Yes, football is back. It’s really been too long. In honor of this auspicious occasion (and in appreciation to NFL officials for scheduling Cleveland in Mike Tomlin’s coaching debut) I’m making Man Food. But it’s not just Man Food, I’m providing a public service here. You see, all prep work is done before the game or during commercial breaks. I told you I’ve got your back. If you start about an hour before the game you should have the chili simmering nicely just in time for kickoff. At least that’s how long it took me.
Many people make beef chili, many people make bean chili. I always put both in. And we also always have it with rice. This is due to Karen’s Trinidad upbringing. They have rice and beans. All the time. And I must admit it’s very good that way. I just won’t win any awards for this because all competition chili is either one or the other.
Chili is actually pretty easy. You start by chopping up some veggies and sweating the aromatics (as Alton Brown likes to say).
Then you dump everything else in, bring to a simmer, and then go watch the game.
Wait! I almost forgot. You know, I was on my way to the couch when I remembered the beef. I had my Bettis jersey on and everything. Don’t forget the beef. Note: Do not sear the meat before you put it in. I did this once. Can you say shoe leather? This was our steak, and yes I chopped it into little bits.
If you want rice, you can start that at about the time the Brows fans start chanting “Brady Quinn! Brady Quinn!” At the two minute warning go chop the cilantro (my secret ingredient. Shhhh!) and stir that in.
You’ll know it’s done when:
At halftime everything is ready, go enjoy.
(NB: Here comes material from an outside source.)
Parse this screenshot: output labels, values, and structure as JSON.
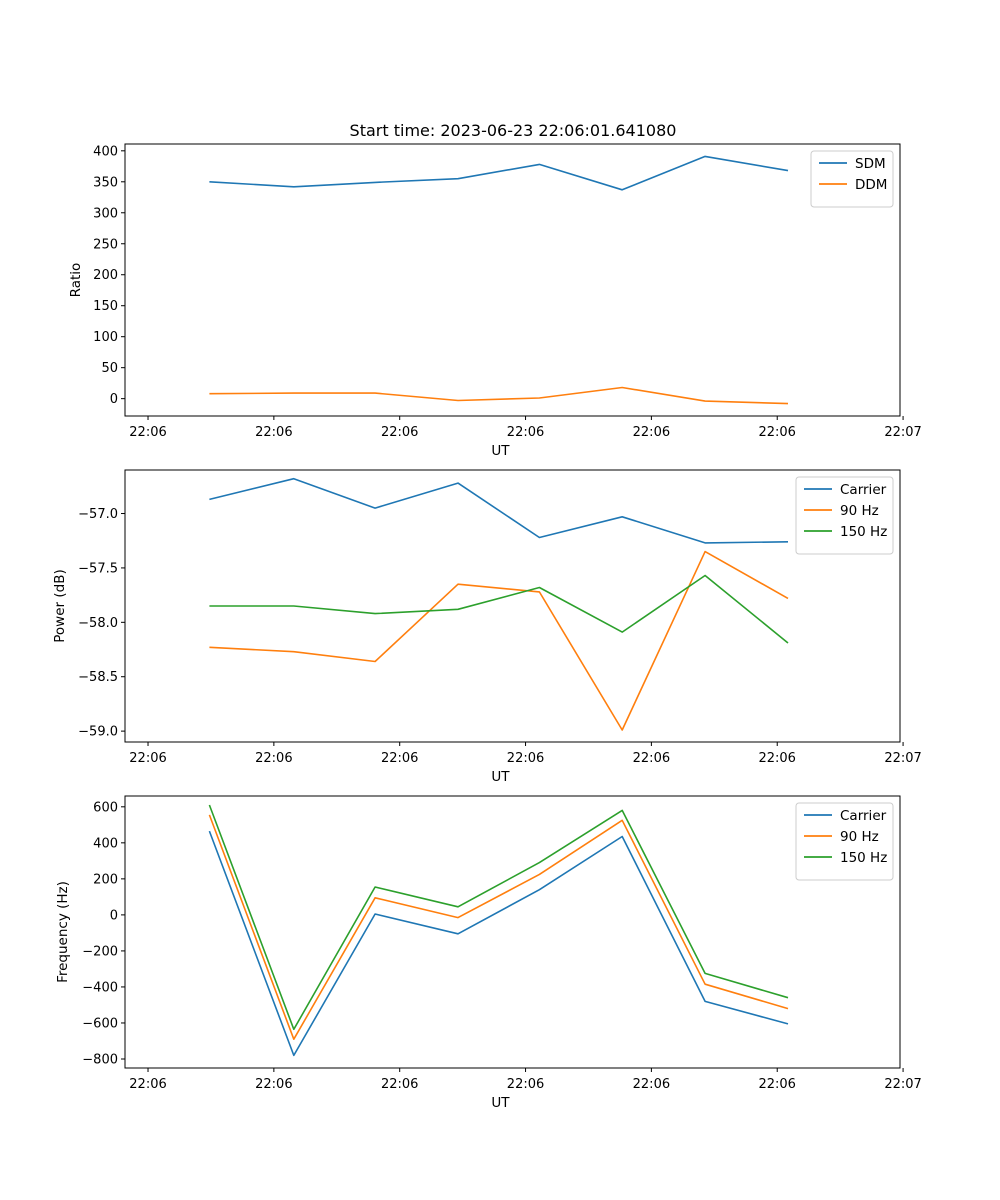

WARNING: This chili is extremely filling and possibly nap inducing. Beware eating this dish during an exciting game; you may fall asleep during the crucial last few minutes. Perhaps you should only make this when your team is playing the Cleveland Browns.
Mark’s Halftime Chili
1 sirloin steak, 1 1/2 pounds, cut into cubes
2 small onions (or 1 medium), diced
1/2 medium green bell pepper, coarsely chopped
1/2 medium red bell pepper, coarsely chopped
3 cloves garlic, minced
2 (15 oz) cans diced tomatoes, undrained
1 (15 oz) can red kidney beans, rinsed and drained
2 jalepeno peppers, diced fine
2 serrano peppers, diced fine
1 tablespoon chilli powder
1 1/2 teaspoon cumin
chopped cilantro, to taste
1/2 teaspoon kosher salt
Heat some olive oil in a dutch oven. Add the onion, bell peppers, garlic, and kosher salt. Sweat. (And you will. It’s 90 degrees and you’re making chili.) Once they have given up their moisture, add everything else but the cilantro. Cover and simmer until halftime. At the two minute warning chop the cilantro and add it to the pot. At this time you can also put on the rice if you are so inclined.